Friday, January 9, 2009

Acknowledging my Creative Self ~ Chapter 1

"You are an original; therefore, your inspirations are original as well."

This jolted me outta my comfortable yet self-sabotaging belief of nothing-I-think-about-creating-is-that-unique-that-someone-more-creative-than-me-hasn't-already-thought-about. Hold on a freaking second. Let's say for a minute that I am unique (rinse, lather, repeat for us non-believers), it's reasonable to assume that so are my creations...is that what Gail McMeekin is saying? If that's so, than I better plaster those words just about everywhere in my home because that is the number one reason I do not pursue my creative spark.

(there I said it)

Somewhere along the way, amongst the moments of comparing myself to my fellow classmates in art class, I began to believe that any little sparks of ideas that popped into my head were not worth pursuing because someone else probably would or already has. That's a whole lotta self-doubt for a young girl. And while I'd like to go back to the exact moment that that belief soaked into my cells so that I can eradicate it, really, I'm better off just re-recording something my inner-self said to me just now:

Where has this belief gotten you? What beauty have you denied yourself and those around you because you don't think you're uniquely creative? What would need to happen so that you really see yourself as you are ~ a creative woman who's only acknowledgement that matters is your own? You don't need validation from anyone else.
Leap my love...with the tenacity that you've re-ignited this year.

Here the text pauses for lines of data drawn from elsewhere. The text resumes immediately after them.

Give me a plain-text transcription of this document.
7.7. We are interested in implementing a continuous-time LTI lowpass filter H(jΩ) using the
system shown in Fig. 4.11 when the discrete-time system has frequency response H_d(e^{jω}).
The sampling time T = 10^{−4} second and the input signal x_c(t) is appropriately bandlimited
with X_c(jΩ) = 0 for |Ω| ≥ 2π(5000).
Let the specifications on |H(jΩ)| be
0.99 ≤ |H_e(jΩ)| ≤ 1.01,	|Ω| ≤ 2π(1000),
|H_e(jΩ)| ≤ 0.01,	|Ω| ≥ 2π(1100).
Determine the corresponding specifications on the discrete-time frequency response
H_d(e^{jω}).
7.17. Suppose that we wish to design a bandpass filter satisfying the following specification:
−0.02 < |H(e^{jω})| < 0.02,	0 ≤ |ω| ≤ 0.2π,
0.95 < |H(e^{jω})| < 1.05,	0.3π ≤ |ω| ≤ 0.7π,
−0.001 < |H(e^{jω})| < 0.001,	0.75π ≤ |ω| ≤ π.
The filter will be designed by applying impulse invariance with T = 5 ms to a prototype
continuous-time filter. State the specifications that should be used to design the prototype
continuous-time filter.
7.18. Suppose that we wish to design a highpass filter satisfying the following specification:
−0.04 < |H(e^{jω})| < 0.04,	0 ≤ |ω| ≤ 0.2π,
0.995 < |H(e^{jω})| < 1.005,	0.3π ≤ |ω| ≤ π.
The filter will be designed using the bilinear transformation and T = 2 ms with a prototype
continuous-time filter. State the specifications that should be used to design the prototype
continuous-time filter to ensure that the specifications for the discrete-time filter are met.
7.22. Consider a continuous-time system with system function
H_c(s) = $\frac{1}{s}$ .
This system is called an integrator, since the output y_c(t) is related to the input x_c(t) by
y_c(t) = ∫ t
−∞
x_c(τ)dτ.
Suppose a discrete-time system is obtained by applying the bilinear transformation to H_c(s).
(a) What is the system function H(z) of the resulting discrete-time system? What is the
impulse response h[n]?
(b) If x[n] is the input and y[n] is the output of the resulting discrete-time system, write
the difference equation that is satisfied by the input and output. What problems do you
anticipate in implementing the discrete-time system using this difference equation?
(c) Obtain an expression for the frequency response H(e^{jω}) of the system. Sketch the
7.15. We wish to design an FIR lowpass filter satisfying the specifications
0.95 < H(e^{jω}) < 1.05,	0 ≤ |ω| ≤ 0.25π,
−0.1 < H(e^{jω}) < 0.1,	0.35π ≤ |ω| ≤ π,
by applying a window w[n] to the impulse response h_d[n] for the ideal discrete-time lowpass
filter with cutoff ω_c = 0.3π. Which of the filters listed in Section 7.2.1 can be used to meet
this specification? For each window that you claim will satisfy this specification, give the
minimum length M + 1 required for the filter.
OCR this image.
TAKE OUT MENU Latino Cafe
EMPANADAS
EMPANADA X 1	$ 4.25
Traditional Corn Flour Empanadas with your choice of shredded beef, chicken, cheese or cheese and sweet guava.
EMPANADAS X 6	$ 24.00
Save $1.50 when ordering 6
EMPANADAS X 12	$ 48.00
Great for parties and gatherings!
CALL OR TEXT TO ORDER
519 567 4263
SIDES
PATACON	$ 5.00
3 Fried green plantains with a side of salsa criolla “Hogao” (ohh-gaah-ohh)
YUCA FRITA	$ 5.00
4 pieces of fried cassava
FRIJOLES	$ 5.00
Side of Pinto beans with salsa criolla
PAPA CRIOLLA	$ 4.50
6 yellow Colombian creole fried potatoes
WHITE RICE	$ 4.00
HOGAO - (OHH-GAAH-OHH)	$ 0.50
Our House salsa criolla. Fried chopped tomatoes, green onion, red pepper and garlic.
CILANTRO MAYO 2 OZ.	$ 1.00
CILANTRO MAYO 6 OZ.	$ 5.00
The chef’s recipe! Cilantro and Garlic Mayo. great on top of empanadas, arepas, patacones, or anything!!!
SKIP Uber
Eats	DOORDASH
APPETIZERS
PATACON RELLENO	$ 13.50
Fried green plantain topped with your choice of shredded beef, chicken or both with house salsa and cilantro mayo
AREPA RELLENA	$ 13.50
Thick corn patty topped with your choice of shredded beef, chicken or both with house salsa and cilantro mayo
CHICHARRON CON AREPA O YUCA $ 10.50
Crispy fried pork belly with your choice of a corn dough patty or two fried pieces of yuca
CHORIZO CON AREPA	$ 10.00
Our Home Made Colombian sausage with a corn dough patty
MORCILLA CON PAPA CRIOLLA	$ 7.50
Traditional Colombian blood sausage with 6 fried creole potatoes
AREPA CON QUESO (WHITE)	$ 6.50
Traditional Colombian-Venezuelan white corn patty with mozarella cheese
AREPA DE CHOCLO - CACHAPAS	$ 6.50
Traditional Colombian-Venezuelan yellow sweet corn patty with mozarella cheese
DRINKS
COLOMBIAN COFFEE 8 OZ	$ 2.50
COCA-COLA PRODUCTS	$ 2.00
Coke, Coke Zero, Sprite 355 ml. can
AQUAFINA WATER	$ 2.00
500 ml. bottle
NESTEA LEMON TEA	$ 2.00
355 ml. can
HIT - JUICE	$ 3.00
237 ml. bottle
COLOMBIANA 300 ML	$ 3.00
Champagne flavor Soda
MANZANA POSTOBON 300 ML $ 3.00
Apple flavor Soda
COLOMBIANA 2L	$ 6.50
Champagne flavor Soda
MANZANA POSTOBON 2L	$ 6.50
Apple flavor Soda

Oh she's a sly cookie that Self...She knows the kind of pep talk I need to believe that I can do this. That I can, finally and fully, allow my creative soul to emerge and plant itself into the fertile soil of my accepting heart.

And my partner, when I mentioned to him that today was the first day of the creative book club, he matter-of-factly told me I was creative. That creeping self-doubt voice quivered a "Really?" as tears started to roll down my face...because if he sees it, (I haven't shared with him about my doubting gremlins), and I keep getting magical hints from the Universe that I am...well then maybe, just maybe...

...I am.

(there I said it)

What color is best to knit a safety net in?